Why are you opening a restaurant? Are you inspired by trips to Italy where you ate the best pizza of your life? Is it your passion for vegetables that you want to showcase? Did you notice that there’s nowhere to get a creative cocktail within 50 miles of your community? Think about what drives you internally and use that excitement to determine your focus. 

Define what makes your concept unique.

Why are YOU the right person to open THIS restaurant and provide a unique experience? Consider how your concept can help differentiate yourself from the competition, whether it's the vibe that sets you apart from other spots in town or the chef’s expertise on a certain dish. 

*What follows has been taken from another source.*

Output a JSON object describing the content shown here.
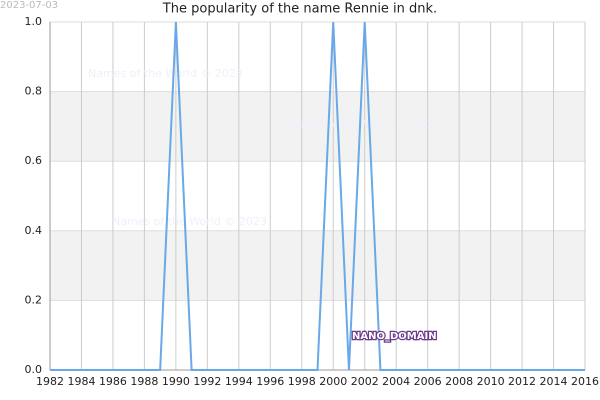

Research your customer base.

Who’s dining with you? While a high-end tasting menu might be the direction you want to go, it may not be successful if your customer base is filled with young families seeking kid-friendly casual dining.  

Limitations of your space.

You can rewrite the menu, retrain your staff and purchase new linens. Your physical space is one of the hardest things to change and can be useful as a driver for your concept decision. A tiny dining room could push you towards a fast-casual or ghost concept where most or all business is off-premise. A kitchen with only a couple of burners but plenty of deep fryers might be telling you to specialize in a handful of fried items with a huge variety of sauces to show off creativity. 

Source: Eater Chicago. The Moonlighter, the Scofflaw Group’s new ultra-casual restaurant across the street from Scofflaw in Chicago.

Restaurant Concept Inspiration

Some of the best inspiration comes from experiencing what’s already out there! Here are some restaurants that have it in the bag with a concept.

Cava.

Cava is a fast-growing fast-casual restaurant chain, headquartered in Rockville, MD. They feature Greek flavors in build-your-own bowls, salads and sandwiches and have pivoted to packaged goods with their beloved Crazy Feta, tzatziki, and other dips.

Foxtail Coffee.

Foxtail Coffee was founded in Winter Park, FL in an old auto body warehouse. Foxtail differentiates itself as a coffee shop with a focus on roasting the beans, by selecting a space that can house a roasting facility as well as a cafe. 

The Modern.

The Modern is a fine dining restaurant from acclaimed restauranteur Danny Meyer located in the Museum of Modern Art in New York City. The concept takes inspiration from the museum, featuring streamlined furniture, modern art and a tasting menu with upscale ingredients and experimental techniques. 

Millie's.

A great example of a mid-scale restaurant in Washington DC, Millie’s is family-friendly to a tee. With a large patio and an even larger menu featuring both family-style and individual portions, there is something for everyone. Nautical decor and an ice cream window inspired by vacations on Nantucket add to the fun vibe.

Scofflaw.

Scofflaw in Chicago is a cocktail bar first and foremost. The lounge-style environment and creative drinks may be the major draw, but an upscale take on bar food really helps them stand out from the crowd. 

In an industry that sees about 50% of new businesses close within the first year, an overarching concept may not seem crucial but can be the difference between success and failure. It will help determine how your guests perceive your restaurant, what type of marketing campaigns will be impactful and what press coverage you can aim for. A restaurant without a cohesive concept can leave diners feeling confused at best and reluctant to recommend or return at worst. Owning a restaurant requires grit and determination (not to mention, long hours, hard work and a big financial investment) so picking a concept that feeds your passion is the best fuel.